Sejumlah media massa, khususnya media cetak, tidak memberitakan atau tak memberikan porsi berita yang selayaknya. Padahal Reuni 212 yang dihadiri jutaan massa itu bisa dibilang peristiwa dengan magnitude sangat besar. Mengapa? Ini kata pakar Komunikasi Politik Dr Effendi Gazali. JAKARTA (SALAM-ONLINE): Sejumlah media massa, khususnya media cetak dan televisi, tidak memberitakan atau tak memberikan porsi headlines terkait acara Reuni 212 pada Ahad (2/12/2018) di Monas, Jakarta. Kalaupun ada media mainstream yang memberitakan, posisinya ada di halaman dalam dengan porsi kecil.
Pengamat Komunikasi dari Universitas Indonesia (UI) Effendi Ghazali menyesalkan hal ini. Dalam acara Indonesia Lawyers Club (ILC) di TVOne, Selasa (4/12) malam, Effendi menyatakan bahwa memang ada indikasi sejumlah media massa cenderung tak memberitakan Reuni 212 dengan porsi yang pantas. Padahal menurutnya, acara Reuni yang dihadiri jutaan massa itu sangat layak jadi berita.
Effendi menyebut sejumlah media massa sudah mengabaikan kaidah Jurnalistik.
“Saya Ilmu Komunikasi mungkin sudah 20 tahunlah, tolong tunjukkan kepada kita, ada enggak guru Jurnalistik kalau ada peristiwa besar seperti ini dan Anda boleh blok dan menutup informasi publik dan seakan-akan itu tidak terjadi,” kata Effendi dalam acara ILC bertema “Pasca Reuni 212: Menakar Elektabilitas Capres 2019” di TVOne, Selasa (4/12) malam.
Sebelumnya diketahui soal porsi pemberitaan media baru-baru ini menjadi isu santer di media sosial.
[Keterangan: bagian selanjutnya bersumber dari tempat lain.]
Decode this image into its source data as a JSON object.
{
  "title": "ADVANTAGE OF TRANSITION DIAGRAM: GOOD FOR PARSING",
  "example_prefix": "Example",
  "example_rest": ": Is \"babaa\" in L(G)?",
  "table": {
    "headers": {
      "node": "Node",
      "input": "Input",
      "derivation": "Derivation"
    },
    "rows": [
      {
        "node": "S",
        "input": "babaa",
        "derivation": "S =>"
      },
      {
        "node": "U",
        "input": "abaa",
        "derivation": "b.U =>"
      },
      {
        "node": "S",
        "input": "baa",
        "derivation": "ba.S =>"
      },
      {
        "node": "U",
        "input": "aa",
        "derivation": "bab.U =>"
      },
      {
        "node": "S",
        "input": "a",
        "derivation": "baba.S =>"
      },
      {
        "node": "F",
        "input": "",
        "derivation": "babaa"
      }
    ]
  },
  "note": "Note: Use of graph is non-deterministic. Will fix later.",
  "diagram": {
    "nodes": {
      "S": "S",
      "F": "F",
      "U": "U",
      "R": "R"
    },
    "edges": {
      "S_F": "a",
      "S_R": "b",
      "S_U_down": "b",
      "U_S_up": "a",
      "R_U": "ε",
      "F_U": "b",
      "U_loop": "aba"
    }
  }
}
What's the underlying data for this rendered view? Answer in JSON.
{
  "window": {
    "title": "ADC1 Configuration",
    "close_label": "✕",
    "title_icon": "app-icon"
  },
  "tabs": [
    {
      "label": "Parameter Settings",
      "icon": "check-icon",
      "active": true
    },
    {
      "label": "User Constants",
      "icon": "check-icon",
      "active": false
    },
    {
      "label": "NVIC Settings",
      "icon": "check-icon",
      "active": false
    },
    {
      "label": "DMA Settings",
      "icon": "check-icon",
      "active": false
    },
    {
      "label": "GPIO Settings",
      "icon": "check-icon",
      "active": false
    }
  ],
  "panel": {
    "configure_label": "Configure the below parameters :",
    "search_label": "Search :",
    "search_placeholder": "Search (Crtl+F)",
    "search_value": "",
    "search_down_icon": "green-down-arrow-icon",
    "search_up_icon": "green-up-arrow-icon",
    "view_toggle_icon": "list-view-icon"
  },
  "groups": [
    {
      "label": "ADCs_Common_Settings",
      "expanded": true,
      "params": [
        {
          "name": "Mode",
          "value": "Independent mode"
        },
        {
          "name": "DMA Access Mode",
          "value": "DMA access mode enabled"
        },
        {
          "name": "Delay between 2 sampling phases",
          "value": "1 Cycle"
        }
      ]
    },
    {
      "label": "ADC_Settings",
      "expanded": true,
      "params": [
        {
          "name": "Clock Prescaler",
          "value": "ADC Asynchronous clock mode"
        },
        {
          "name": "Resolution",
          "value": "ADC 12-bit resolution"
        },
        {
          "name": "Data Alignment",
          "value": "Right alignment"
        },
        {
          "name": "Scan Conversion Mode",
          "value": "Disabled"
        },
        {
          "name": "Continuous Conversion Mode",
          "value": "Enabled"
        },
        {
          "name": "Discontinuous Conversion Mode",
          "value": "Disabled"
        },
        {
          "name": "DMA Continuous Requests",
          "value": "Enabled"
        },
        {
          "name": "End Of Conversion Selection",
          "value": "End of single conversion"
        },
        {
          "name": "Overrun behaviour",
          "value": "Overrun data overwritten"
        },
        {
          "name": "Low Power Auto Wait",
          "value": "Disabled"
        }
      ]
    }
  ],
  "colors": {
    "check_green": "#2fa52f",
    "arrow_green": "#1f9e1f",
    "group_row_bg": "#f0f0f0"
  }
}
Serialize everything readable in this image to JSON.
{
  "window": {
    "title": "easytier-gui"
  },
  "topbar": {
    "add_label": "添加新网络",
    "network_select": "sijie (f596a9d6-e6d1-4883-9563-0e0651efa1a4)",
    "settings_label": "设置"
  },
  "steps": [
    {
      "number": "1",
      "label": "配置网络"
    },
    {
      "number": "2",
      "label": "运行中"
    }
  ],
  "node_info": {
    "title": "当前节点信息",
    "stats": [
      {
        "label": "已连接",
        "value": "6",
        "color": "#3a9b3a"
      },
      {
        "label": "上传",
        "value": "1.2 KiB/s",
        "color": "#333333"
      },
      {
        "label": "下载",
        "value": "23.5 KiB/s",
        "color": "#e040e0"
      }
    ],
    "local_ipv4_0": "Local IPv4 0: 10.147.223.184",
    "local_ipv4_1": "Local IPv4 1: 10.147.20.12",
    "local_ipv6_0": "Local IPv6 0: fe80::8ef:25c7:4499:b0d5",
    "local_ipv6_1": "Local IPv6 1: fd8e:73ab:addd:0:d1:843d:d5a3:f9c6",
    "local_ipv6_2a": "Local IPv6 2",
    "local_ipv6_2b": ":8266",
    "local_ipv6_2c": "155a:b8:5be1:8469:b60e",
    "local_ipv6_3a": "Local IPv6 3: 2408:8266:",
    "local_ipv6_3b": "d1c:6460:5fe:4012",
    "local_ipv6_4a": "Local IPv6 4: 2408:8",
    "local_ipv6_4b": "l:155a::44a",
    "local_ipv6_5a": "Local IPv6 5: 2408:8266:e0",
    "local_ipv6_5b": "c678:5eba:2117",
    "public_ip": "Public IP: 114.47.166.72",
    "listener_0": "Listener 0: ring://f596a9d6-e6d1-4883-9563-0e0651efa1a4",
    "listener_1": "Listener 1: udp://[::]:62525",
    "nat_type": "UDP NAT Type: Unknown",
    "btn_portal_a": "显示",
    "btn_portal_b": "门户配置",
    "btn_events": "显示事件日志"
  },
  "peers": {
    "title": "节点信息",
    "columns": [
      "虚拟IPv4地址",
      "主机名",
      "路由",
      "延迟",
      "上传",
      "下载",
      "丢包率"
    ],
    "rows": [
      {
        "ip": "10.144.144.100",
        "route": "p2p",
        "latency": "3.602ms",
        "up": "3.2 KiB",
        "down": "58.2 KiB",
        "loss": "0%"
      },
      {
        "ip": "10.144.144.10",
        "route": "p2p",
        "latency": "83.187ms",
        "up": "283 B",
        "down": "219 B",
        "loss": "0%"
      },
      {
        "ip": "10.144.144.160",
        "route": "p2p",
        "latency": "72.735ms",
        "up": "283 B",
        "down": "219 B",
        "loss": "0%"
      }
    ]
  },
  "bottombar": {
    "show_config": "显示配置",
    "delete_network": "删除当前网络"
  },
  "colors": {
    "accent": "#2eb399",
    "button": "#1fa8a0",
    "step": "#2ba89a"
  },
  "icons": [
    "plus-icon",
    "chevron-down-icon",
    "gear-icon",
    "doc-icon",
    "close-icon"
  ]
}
Pihak yang simpati terhadap aksi 212 menilai media-media massa tertentu sengaja tak mengangkat peristiwa ini dengan skala besar di pemberitaan mereka.
“Ada media yang seolah-olah menyembunyikannya dan tidak mau menayangkannya,” ungkap Effendi.
Sebaliknya, stasiun televisi TVOne mendapat apresiasi dari publik karena dinilai dengan utuh memberitakan aksi damai Reuni 212 itu secara live. (*)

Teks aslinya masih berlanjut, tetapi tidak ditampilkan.